The rule ought to be, not: I may sell my wares as dear as I can or will, but: I may sell my wares as dear as I ought, or as is right and proper. For your selling ought not to be a work that is entirely within your own power and will, without law or limit, as though you were a god and beholden to no one; but because this selling of yours is a work that you perform toward your neighbor …

 

But in order not to leave this question entirely unanswered, the best and safest way would be for the temporal authorities to appoint over this matter wise and honest men who would appraise the cost of all sorts of wares and fix accordingly the outside price at which the merchant would get his due and have an honest living, just as at certain places they fix the price of wine, fish, bread and the like. …

the next best thing is to hold our wares at the price which they bring in the common market or which is customary in the neighbourhood. In this matter we can accept the proverb: “Do like others and you are no fool.” Any profit made in this way, I consider honest and well earned, since there is risk of loss in wares and outlay, and the profits cannot be all too great.

 

But when the price of goods is not fixed either by law or custom, and you must fix it yourself, then indeed no one can give you any other instructions except to lay it upon your conscience to be careful and not overcharge your neighbour, and seek not avaricious gain, but only an honest living. …

 

In deciding how much profit you ought to take on your business and your labour, there is no better way to reckon it than by estimating the amount of time and labour” –Martin Luther, On Trade

 

So yes, I support Price fixing for a Fair-Market System through a Price Fixing Ministry of Justice and believe it is based on Scriptural law both explicit as well as good and necessary inference. It is better to be decided in the multitudes of people in counsel then in the greedy mind of one as long as that counsel of people are not bought by businesses and corporations to also enforce their form of price gouging and monopolies.. That also must be prevented! In fact I question that legitimacy of the concept and idea of corporations in the first place based on divine law but that I will leave for another day to write about.

 

It is also extremely wicked to raise the prices of products just because of scarity or a shortage in supply.

 

Again Martin Luther stated,

“there are some who sell their goods at a higher price than they command in the common market, or than is customary in the trade; and raise the price of their wares for no other reason than because they know that there is no more of that commodity in the country, or that the supply will shortly cease, and people must have it. That is a very rogue’s eye of greed, which sees only one’s neighbour’s need, not to relieve it but to make the most of it and grow rich on one’s neighbour’s losses. All such people are manifest thieves, robbers, and usurers.” Martin Luther, On Trade
It is manifest thievery and wickedness to oppress the poor in such ways as to fill ones purse with money made in such a way.
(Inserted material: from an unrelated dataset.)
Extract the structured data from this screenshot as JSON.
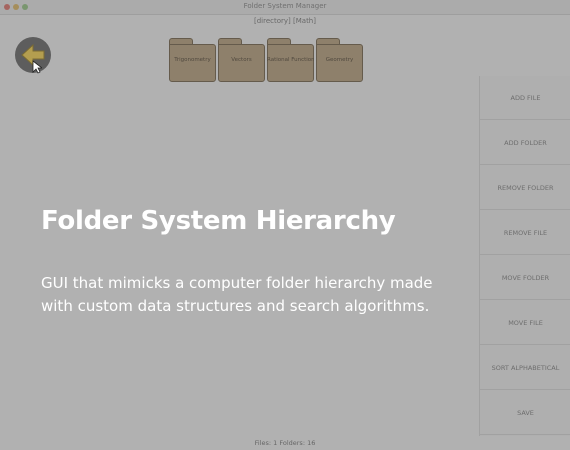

It is as Martin Luther called it a rogue’s eye of greed.

 

Even more heinous is to purposefully buy up entire supplies of goods so as to engross the price or create a monopoly in such wares as to fix your own price of what YOU think is fair or to corner the market by the preventing of others to sell similar like products or even at a lower cost.

 

Martin Luther states,

 

“Again, there are some who buy up the entire supply of certain goods or wares in a country or a city, so that they may have those goods solely in their own power and can then fix and raise the price and sell them as dear as they like or can. Now I have said above that the rule that a man may sell his goods as dear as he will or can is false and unchristian.  It is far more abominable that one should buy up the whole commodity for that purpose. Even the imperial and temporal laws forbid this and call it “monopoly,” i.e., purchase for self-interest, which is not to be tolerated in city or country, and princes and lords would stop it and punish it if they did their duty. Merchants who do this act just as though God’s creatures and God’s goods were made for them alone and given to them alone, and as though they could take them from other people and set on them whatever price they chose. ” Martin Luther, On Trade

 

These are all issues and matters that are explicitly and categorically condemned within our confessional standards and a Christian as no business practicing any of these practices. These are issues that are required to be suppressed at the national levels and ARE within the realm of civil magistracy.

 

Such monopolies of commodities, especially of the necessities of life, are so clearly unjust that they are to be prohibited by civil legislation..

 

Other passages that deal with False Weights and Balances and How Abominable they are to Yahovah,

 

“Hear this, you who trample the needy, to do away with the humble of the land, saying, “When will the new moon be over, So that we may sell grain, And the sabbath, that we may open the wheat market, To make the bushel smaller and the shekel bigger, And to cheat with dishonest scales, So as to buy the helpless for money And the needy for a pair of sandals, And that we may sell the refuse of the wheat?” Amos 8:4-6

 

“A merchant, in whose hands are false balances, He loves to oppress. And Ephraim said, “Surely I have become rich, I have found wealth for myself; In all my labors they will find in me No iniquity, which would be sin.” Hosea 12:7-8

 

“Differing weights and differing measures, Both of them are abominable to the LORD.” Proverbs 20:10

 

“A false balance is an abomination to the LORD, But a just weight is His delight.” Proverbs 11:1

 

“A just balance and scales belong to the LORD; All the weights of the bag are His concern.”  Proverbs 16:11

 

“Differing weights are an abomination to the LORD, And a false scale is not good.” Proverbs 20:23

 

Sadly, many people are so caught up in Americanism they can’t see any other way and call others who advocate such as socialist but which is furthest from the truth.  And it should be pointed out that America or even American ways are not always the right or biblical way.